In conclusion, we show how stability-aware engineering selections, starting from weight decay regularization to dynamic studying price scaling primarily based on validation loss historical past, play a important position in reaching constant efficiency throughout numerous datasets. The agent isn’t just a static predictor; it actively adapts by storing previous experiences, injecting managed exploration into its choices, and resetting its parameters when instability thresholds are reached. We additional validate the design by means of complete demos throughout light-weight, customary, deep, and huge configurations, benchmarking efficiency on easy, complicated, and classification-derived regression datasets. The outcomes spotlight measurable enhancements in R², MSE, and MAE, whereas visualization instruments present perception into studying dynamics and convergence habits.

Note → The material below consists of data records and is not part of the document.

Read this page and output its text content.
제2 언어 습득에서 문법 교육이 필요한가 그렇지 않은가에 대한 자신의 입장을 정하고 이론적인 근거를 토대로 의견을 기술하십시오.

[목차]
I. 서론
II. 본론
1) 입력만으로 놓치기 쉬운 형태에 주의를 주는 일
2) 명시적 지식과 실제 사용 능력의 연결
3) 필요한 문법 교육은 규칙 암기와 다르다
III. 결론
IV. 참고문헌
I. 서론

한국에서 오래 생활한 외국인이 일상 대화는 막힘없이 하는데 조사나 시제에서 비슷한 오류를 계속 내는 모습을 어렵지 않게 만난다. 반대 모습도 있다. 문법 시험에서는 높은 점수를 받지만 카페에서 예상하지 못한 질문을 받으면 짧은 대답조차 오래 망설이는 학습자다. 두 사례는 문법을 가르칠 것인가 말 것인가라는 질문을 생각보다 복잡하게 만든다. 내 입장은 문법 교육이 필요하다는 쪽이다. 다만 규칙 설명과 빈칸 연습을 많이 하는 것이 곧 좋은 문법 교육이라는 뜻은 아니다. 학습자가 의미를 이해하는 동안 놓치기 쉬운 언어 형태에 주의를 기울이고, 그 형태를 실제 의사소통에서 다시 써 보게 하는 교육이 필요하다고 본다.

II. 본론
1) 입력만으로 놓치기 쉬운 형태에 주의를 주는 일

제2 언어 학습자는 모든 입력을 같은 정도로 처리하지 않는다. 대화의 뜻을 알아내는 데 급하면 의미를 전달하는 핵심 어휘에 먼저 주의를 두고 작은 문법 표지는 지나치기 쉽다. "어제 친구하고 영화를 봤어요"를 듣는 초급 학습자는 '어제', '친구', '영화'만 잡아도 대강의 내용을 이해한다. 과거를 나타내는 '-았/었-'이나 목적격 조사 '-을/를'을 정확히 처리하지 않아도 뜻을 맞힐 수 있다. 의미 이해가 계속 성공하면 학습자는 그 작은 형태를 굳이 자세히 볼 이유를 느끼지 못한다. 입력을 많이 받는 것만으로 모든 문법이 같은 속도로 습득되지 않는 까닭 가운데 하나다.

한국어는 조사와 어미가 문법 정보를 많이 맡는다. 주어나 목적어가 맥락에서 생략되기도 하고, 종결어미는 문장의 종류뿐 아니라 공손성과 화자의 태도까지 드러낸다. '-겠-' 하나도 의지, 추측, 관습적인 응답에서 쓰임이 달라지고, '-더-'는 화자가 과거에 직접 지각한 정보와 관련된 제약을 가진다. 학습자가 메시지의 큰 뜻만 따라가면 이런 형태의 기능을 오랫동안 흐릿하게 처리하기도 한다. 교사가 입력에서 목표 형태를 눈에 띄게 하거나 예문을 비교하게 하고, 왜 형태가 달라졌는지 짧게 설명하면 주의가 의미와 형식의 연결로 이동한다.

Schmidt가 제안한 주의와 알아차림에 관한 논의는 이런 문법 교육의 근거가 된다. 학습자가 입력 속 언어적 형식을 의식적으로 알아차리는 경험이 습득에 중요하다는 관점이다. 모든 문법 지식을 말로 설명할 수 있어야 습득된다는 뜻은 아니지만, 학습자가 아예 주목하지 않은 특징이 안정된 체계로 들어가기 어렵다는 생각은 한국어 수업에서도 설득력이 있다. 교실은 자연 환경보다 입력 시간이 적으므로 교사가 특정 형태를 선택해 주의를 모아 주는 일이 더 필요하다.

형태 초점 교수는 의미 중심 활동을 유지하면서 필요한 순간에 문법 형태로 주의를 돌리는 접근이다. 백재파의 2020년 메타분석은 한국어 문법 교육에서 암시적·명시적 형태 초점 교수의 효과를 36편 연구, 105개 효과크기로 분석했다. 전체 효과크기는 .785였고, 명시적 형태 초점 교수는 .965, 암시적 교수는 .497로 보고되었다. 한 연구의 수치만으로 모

Take a look at the FULL CODES right here. Be happy to take a look at our GitHub Web page for Tutorials, Codes and Notebooks. Additionally, be happy to comply with us on Twitter and don’t neglect to hitch our 100k+ ML SubReddit and Subscribe to our Publication.

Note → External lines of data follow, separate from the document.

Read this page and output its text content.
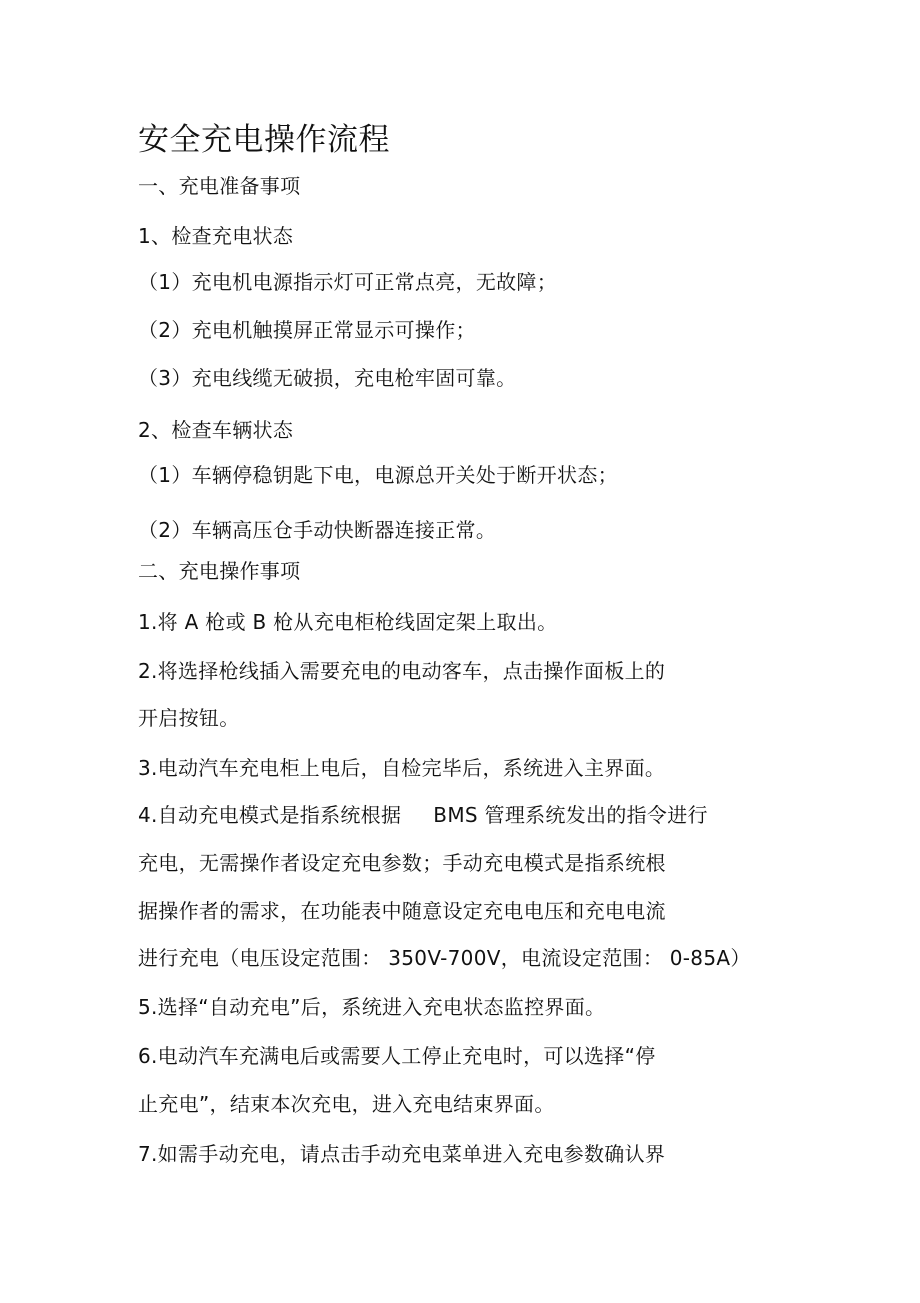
安全充电操作流程
一、充电准备事项
1、检查充电状态
（1）充电机电源指示灯可正常点亮，无故障；
（2）充电机触摸屏正常显示可操作；
（3）充电线缆无破损，充电枪牢固可靠。
2、检查车辆状态
（1）车辆停稳钥匙下电，电源总开关处于断开状态；
（2）车辆高压仓手动快断器连接正常。
二、充电操作事项
1.将 A 枪或 B 枪从充电柜枪线固定架上取出。
2.将选择枪线插入需要充电的电动客车，点击操作面板上的
开启按钮。
3.电动汽车充电柜上电后，自检完毕后，系统进入主界面。
4.自动充电模式是指系统根据 BMS 管理系统发出的指令进行
充电，无需操作者设定充电参数；手动充电模式是指系统根
据操作者的需求，在功能表中随意设定充电电压和充电电流
进行充电（电压设定范围： 350V-700V，电流设定范围： 0-85A）
5.选择“自动充电”后，系统进入充电状态监控界面。
6.电动汽车充满电后或需要人工停止充电时，可以选择“停
止充电”，结束本次充电，进入充电结束界面。
7.如需手动充电，请点击手动充电菜单进入充电参数确认界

Asif Razzaq is the CEO of Marktechpost Media Inc.. As a visionary entrepreneur and engineer, Asif is dedicated to harnessing the potential of Synthetic Intelligence for social good. His most up-to-date endeavor is the launch of an Synthetic Intelligence Media Platform, Marktechpost, which stands out for its in-depth protection of machine studying and deep studying information that’s each technically sound and simply comprehensible by a large viewers. The platform boasts of over 2 million month-to-month views, illustrating its recognition amongst audiences.